The Thursday filing shares a detailed explanation of the company’s stance on the subject matter.
The ongoing legal battle between the Coinbase exchange and the US Securities and Exchange Commission (SEC) has taken a new dimension. This follows after Coinbase issued its first legal response to SEC’s lawsuit early Thursday.
Coinbase vs SEC
In the response, the firm argues that the SEC has gone beyond its jurisdiction by coming at the crypto exchange in the first place. It further claimed that none of the digital assets listed on its platform falls within SEC’s purview.
As Coinspeaker earlier reported, the SEC sued the Coinbase exchange on June 6. At the time, the top regulator alleged that the exchange was selling about a dozen unregistered securities.

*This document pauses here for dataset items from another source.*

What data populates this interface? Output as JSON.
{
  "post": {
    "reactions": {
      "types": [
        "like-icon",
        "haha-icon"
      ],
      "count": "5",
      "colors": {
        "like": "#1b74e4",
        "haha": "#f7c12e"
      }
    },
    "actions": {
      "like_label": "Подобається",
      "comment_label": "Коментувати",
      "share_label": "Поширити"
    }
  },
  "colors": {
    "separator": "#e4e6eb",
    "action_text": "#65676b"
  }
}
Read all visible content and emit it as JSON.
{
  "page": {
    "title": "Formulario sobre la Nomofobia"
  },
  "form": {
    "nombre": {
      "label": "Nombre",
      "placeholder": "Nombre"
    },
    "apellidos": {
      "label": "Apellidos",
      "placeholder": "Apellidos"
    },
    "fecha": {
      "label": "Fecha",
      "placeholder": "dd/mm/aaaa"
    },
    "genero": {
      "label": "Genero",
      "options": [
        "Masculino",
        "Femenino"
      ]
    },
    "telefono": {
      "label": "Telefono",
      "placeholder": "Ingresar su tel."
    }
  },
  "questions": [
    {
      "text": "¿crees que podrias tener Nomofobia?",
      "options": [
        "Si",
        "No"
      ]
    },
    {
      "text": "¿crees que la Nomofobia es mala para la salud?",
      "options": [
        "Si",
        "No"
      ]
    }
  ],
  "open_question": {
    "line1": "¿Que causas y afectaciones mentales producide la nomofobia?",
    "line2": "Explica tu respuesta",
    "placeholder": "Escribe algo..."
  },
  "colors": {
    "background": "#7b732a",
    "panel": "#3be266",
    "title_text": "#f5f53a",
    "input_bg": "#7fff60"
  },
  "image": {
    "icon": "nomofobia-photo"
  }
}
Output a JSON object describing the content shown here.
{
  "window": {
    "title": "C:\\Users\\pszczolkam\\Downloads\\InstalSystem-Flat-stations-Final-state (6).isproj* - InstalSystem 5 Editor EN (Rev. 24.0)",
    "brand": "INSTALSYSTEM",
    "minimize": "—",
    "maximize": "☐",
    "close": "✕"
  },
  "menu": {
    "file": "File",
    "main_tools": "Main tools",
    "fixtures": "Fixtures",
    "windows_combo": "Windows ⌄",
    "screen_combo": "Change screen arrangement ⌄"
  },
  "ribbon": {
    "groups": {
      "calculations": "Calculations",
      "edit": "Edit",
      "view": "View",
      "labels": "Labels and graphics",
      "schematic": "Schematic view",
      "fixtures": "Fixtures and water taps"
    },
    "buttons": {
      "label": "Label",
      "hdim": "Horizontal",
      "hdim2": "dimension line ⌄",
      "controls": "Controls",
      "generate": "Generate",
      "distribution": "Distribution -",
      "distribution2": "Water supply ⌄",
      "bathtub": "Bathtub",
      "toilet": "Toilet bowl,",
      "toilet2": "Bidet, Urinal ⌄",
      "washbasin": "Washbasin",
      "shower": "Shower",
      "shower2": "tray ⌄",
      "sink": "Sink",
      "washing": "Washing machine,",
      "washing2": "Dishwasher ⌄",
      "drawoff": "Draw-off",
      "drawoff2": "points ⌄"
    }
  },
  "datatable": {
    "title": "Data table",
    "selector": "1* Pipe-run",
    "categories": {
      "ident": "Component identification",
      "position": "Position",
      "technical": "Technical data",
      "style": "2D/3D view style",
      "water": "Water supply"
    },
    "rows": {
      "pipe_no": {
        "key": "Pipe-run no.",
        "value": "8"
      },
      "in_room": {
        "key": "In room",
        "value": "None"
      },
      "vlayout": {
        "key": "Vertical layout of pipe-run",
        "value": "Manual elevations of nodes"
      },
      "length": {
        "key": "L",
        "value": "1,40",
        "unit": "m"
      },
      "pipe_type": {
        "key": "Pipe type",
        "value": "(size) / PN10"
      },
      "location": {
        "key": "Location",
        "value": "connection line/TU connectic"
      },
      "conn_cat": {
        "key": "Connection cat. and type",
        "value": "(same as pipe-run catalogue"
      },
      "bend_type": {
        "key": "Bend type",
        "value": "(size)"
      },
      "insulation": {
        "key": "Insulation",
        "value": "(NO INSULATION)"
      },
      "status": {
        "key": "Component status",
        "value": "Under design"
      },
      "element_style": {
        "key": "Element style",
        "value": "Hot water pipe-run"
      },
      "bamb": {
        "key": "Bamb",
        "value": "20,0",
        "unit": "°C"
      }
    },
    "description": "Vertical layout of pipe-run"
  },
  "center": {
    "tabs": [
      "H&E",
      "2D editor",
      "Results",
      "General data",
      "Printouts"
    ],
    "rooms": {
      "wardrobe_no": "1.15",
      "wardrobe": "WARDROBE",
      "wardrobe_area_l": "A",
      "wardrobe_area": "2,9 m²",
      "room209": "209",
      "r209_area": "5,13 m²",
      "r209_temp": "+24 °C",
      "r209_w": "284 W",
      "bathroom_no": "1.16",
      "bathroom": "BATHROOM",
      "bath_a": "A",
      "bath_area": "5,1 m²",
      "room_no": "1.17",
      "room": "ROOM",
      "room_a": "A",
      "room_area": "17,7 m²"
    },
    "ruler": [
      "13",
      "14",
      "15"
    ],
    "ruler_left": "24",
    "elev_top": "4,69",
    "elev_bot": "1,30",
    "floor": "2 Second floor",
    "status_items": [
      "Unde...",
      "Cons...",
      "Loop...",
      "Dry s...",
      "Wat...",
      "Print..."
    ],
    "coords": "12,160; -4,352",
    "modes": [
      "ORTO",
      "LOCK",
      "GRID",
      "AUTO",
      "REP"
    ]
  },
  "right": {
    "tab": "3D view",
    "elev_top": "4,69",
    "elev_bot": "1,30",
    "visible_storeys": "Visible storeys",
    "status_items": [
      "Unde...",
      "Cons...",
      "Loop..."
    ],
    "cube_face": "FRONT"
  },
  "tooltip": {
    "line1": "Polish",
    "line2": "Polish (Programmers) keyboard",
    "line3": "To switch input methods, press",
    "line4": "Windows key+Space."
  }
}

Now, however, Coinbase has responded that the assets highlighted by the SEC are not investment contracts. For this, the firm, therefore, says they do not qualify as securities.
Meanwhile, Coinbase’s legal response does not exactly come as a surprise. The company has pushed the argument several times in the past. However, the Thursday filing now shares a detailed explanation of the company’s stance on the subject matter.
Coinbase Explains Why Digital Assets Are Not Securities
Citing the Supreme Court’s Howey case as an example, the American exchange said none of the assets on its secondary market platform can be established as having any semblance to when a promoter sells an asset tied to a contract.
The argument further highlights how issuers of tokens do not have a direct obligation to investors. According to the filing, investors only receive value from trading these assets on Coinbase’s secondary market exchange and not in the businesses that issue them. Therefore, such transactions can not be said to be securities transactions, the filing said.
Additionally, Coinbase also argued that there is the issue of undue process on the part of the regulator as well. That is, even if the SEC’s claims that it has authority over the said assets are correct, the SEC abused the process by choosing enforcement action over rulemaking. Besides, the exchange also noted that SEC Chair Gary Gensler only changed his position on the regulator’s authority over crypto between taking office in April 2021 and mid-2022. That is despite that the company repeatedly asks for guidance and clear regulations. Part of the filing reads:
“For years, Coinbase has begged the SEC for guidance about how it thinks the federal securities laws map onto the digital asset industry as the SEC’s actions reflected an escalating but undisclosed change in its own view of its authority.”
The rest of the filing contains a point-by-point response to all the allegations contained in SEC’s lawsuit.